Netanyahu has few levers other than the threat of an Israeli attack with which to push the international community regarding Iran. After months of war talk, that tool might be wearing itself out.
The prime minister’s push for a clarification of the U.S. red lines reflects a debate within Israel about whether or not to rely on Obama’s assurance that he will not accept a nuclear Iran. Many ex-security chiefs and current security officers have come out against a strike at the current time. Their remarks that have made it more difficult for Netanyahu to make the threat of an Israeli attack credible.
“In Israel you have an intense debate over this question of an Israeli strike — those who oppose it do so on the premise that the U.S. will handle it,” said the Washington Insitute’s Makovsky. “Netanyahu and Barak argue that the chance of an American strike is less of a chance than an Israeli strike. The issue therefore is not about U.S. capabilities, but about U.S. intentions.”

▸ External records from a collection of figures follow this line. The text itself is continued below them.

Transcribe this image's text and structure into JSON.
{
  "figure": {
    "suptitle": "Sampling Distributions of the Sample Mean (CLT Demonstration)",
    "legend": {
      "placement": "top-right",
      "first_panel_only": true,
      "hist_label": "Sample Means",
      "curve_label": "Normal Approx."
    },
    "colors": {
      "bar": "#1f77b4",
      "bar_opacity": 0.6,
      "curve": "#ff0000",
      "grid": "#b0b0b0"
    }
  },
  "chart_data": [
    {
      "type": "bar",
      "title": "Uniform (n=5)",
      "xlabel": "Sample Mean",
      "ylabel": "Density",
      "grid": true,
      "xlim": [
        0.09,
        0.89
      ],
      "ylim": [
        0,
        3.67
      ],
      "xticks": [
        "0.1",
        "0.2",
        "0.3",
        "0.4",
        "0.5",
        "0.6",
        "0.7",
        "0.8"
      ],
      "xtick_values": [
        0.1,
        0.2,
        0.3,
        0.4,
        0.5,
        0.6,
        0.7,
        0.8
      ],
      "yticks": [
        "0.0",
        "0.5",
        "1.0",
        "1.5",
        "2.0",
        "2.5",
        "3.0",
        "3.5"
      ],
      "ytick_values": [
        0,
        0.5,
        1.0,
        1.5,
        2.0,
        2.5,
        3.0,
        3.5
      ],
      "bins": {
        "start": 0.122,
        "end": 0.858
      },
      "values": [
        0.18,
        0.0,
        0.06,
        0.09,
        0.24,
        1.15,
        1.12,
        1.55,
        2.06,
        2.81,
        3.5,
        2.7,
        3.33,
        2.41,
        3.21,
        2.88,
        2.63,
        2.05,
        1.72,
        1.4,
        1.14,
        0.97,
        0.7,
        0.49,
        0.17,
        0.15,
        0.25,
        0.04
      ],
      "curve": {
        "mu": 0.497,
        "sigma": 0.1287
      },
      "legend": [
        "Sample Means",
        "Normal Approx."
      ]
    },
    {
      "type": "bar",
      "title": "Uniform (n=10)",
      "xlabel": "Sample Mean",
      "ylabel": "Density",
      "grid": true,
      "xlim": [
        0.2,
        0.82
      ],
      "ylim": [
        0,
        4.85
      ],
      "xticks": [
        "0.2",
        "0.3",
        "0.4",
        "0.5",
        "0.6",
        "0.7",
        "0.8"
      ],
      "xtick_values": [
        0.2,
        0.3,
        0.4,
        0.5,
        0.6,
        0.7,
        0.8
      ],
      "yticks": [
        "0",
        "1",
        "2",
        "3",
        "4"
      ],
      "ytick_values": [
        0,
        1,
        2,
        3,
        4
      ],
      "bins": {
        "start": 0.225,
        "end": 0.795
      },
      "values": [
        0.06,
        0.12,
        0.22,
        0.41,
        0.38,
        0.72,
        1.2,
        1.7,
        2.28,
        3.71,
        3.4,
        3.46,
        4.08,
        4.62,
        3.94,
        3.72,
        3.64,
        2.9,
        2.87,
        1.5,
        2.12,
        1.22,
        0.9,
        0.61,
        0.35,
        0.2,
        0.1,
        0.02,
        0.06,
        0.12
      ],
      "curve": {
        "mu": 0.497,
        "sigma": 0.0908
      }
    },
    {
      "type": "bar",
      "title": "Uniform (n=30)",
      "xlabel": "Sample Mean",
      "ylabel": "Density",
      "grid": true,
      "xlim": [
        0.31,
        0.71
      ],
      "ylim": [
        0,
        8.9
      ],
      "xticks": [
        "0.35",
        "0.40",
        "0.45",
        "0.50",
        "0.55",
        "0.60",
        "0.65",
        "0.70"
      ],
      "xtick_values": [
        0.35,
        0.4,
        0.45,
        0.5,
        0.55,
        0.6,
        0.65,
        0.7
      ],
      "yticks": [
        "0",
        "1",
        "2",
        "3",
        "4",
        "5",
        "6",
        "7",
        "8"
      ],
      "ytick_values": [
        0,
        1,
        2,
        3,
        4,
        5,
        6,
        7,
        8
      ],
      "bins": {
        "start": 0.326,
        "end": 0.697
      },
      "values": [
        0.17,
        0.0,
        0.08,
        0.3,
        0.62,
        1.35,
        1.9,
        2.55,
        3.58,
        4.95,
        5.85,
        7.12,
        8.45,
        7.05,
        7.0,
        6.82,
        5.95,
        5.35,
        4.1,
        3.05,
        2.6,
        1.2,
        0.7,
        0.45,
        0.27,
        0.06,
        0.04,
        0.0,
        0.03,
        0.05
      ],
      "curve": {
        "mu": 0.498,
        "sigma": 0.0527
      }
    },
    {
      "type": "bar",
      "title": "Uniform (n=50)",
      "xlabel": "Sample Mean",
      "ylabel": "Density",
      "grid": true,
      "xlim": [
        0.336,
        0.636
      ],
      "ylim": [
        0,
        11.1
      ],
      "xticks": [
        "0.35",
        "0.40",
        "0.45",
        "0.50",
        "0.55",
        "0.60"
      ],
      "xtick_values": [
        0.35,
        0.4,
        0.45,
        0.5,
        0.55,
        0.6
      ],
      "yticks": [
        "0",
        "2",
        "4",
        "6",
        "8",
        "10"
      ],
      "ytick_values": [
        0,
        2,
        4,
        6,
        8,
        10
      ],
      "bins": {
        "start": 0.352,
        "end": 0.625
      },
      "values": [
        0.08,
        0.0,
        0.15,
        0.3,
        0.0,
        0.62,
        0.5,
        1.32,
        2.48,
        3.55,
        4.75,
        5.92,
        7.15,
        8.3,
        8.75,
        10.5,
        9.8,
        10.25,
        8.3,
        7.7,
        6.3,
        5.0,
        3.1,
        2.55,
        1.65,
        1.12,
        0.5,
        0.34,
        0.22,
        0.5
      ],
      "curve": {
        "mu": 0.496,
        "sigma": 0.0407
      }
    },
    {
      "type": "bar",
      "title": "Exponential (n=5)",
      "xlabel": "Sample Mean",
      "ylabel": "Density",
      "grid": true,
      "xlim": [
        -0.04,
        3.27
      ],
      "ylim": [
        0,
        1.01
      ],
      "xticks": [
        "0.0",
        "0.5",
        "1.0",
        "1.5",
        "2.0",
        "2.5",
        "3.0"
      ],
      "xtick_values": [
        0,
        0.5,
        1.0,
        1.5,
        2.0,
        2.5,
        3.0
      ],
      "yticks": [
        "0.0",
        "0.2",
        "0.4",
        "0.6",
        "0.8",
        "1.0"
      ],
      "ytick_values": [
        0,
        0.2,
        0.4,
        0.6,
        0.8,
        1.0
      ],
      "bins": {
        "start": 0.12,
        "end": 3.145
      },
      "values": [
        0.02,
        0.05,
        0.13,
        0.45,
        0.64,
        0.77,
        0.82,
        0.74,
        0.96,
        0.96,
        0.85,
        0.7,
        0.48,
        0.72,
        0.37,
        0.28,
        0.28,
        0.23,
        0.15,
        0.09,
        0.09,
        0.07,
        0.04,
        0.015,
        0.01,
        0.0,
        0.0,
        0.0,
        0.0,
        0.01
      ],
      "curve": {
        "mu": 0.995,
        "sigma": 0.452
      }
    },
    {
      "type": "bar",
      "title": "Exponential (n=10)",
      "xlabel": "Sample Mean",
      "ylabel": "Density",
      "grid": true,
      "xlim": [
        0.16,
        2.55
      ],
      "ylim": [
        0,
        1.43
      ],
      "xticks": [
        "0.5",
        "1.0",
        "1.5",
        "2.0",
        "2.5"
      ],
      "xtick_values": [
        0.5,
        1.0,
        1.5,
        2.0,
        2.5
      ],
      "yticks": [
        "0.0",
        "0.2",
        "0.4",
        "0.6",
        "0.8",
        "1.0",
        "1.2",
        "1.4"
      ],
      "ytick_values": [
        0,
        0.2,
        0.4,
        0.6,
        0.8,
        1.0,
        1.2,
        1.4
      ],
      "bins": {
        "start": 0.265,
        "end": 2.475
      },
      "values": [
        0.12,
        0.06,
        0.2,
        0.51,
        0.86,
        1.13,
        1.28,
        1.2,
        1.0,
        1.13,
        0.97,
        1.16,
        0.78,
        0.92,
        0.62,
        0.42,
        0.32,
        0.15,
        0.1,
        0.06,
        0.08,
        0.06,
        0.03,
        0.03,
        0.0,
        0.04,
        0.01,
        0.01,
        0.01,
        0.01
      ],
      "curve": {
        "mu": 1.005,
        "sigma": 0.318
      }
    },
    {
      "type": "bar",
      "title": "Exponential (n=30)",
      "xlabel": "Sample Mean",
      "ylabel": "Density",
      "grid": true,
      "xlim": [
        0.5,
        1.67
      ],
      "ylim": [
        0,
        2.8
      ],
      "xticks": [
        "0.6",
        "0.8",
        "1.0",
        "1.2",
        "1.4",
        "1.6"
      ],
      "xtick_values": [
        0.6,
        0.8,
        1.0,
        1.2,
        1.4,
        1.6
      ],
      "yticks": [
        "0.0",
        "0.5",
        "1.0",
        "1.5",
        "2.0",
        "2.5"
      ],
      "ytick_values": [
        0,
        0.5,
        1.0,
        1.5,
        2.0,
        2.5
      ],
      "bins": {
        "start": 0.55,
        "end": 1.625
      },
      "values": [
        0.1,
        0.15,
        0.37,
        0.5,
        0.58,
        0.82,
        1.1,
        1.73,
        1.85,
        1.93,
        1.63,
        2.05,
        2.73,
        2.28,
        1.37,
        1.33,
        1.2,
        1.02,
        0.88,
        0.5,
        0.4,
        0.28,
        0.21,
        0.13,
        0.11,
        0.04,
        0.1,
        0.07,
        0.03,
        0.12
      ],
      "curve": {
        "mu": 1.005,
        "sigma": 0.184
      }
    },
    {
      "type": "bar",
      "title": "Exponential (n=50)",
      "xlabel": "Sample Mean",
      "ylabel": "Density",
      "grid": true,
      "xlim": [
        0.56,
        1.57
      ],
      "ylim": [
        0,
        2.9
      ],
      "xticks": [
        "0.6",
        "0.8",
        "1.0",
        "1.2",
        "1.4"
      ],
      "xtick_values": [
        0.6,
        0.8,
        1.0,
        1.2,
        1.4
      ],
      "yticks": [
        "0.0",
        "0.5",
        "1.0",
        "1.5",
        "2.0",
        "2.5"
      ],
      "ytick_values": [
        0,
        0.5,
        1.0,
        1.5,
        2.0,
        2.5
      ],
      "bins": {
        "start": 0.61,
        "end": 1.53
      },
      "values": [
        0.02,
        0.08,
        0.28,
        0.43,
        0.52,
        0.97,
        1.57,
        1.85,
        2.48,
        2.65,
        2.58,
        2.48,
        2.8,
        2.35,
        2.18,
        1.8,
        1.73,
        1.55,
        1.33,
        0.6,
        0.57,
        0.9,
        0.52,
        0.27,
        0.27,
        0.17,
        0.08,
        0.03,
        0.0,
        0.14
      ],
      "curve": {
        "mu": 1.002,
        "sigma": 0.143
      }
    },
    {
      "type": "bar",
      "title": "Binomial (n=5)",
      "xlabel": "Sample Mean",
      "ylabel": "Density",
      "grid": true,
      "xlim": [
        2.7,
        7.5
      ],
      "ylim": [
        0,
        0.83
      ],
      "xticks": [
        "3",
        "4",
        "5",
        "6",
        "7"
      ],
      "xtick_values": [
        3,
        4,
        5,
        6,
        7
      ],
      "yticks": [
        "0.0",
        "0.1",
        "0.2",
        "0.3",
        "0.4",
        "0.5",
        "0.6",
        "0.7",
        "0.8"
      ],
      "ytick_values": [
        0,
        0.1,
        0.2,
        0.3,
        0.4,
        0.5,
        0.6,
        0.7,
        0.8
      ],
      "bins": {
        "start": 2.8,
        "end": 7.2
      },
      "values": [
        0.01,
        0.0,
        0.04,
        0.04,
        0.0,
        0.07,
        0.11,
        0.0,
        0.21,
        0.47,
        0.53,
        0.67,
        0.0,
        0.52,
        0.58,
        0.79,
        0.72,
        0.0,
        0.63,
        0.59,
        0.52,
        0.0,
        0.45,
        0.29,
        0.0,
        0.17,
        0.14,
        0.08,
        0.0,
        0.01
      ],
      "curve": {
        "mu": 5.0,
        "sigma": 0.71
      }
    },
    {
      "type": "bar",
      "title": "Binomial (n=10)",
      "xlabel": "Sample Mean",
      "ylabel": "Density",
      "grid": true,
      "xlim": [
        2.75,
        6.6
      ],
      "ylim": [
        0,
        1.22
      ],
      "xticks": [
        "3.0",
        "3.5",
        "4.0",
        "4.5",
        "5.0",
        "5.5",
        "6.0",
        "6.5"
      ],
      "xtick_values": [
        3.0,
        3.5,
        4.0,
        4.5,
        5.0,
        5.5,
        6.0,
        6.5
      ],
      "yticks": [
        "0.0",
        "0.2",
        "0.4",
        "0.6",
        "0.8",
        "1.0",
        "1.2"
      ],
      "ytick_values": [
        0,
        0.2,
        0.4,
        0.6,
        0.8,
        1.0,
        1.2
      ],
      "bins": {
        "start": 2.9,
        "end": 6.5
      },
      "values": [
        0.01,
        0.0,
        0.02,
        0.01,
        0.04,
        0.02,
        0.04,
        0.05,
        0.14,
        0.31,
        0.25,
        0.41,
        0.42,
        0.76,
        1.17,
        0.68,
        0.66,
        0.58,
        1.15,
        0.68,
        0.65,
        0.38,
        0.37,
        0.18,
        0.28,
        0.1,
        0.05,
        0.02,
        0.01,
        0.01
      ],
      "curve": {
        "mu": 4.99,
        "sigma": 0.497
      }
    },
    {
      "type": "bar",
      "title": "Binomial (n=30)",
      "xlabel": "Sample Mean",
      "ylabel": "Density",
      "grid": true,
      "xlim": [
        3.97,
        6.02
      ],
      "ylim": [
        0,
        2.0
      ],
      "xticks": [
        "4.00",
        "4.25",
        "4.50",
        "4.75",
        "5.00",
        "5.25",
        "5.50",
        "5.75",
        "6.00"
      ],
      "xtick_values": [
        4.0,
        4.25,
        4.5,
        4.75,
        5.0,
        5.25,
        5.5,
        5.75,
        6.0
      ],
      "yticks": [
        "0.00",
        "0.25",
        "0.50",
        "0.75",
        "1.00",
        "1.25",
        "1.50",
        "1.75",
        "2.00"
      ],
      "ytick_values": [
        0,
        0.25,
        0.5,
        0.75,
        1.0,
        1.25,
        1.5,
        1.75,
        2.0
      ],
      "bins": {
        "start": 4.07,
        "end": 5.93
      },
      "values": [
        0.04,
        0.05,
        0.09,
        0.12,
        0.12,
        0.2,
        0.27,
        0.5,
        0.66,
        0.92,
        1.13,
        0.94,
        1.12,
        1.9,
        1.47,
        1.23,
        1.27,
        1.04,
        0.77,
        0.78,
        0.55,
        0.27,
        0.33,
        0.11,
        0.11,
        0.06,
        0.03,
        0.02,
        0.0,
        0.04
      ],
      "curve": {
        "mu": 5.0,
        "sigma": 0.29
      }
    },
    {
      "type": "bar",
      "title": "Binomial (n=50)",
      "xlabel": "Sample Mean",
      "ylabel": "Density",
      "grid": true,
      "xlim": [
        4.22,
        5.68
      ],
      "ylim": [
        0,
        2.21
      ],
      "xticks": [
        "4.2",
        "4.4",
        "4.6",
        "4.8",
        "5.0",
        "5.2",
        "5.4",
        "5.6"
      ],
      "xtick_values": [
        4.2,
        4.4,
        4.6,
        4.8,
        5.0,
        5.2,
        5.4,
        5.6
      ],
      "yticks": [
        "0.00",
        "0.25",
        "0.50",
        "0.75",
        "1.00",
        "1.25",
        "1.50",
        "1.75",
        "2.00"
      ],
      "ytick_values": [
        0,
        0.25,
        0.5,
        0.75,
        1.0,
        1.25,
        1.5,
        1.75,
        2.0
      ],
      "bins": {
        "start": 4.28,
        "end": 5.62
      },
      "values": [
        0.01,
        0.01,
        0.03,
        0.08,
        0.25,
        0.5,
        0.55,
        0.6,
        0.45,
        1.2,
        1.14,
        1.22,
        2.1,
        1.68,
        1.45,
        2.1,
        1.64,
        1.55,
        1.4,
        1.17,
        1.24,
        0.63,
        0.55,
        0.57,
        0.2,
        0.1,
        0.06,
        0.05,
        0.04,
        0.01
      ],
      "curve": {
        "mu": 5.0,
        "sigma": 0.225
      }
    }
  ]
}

One American Jewish official based in Jerusalem said that Netanyahu is looking for a way to defuse tensions. When Romney visited Jerusalem in July, press coverage that portrayed Netanyahu as openly helping Obama’s rival disturbed the prime minister.
For all the Israeli saber-rattling in recent months, the focus abroad has shifted to whether Israel will start a war rather than whether Iran is flouting the international community by pursuing nuclear weapons. But if Israeli intelligence indicates that Iran has started building a weapon, all bets are off on de-escalating tensions.
“The bottom line is that as soon as Israel is convinced that the red line is crossed, all the things about image will be in the background,” said the official. “It’s not a question of whether they will do it or not; it will be a question of when and how.”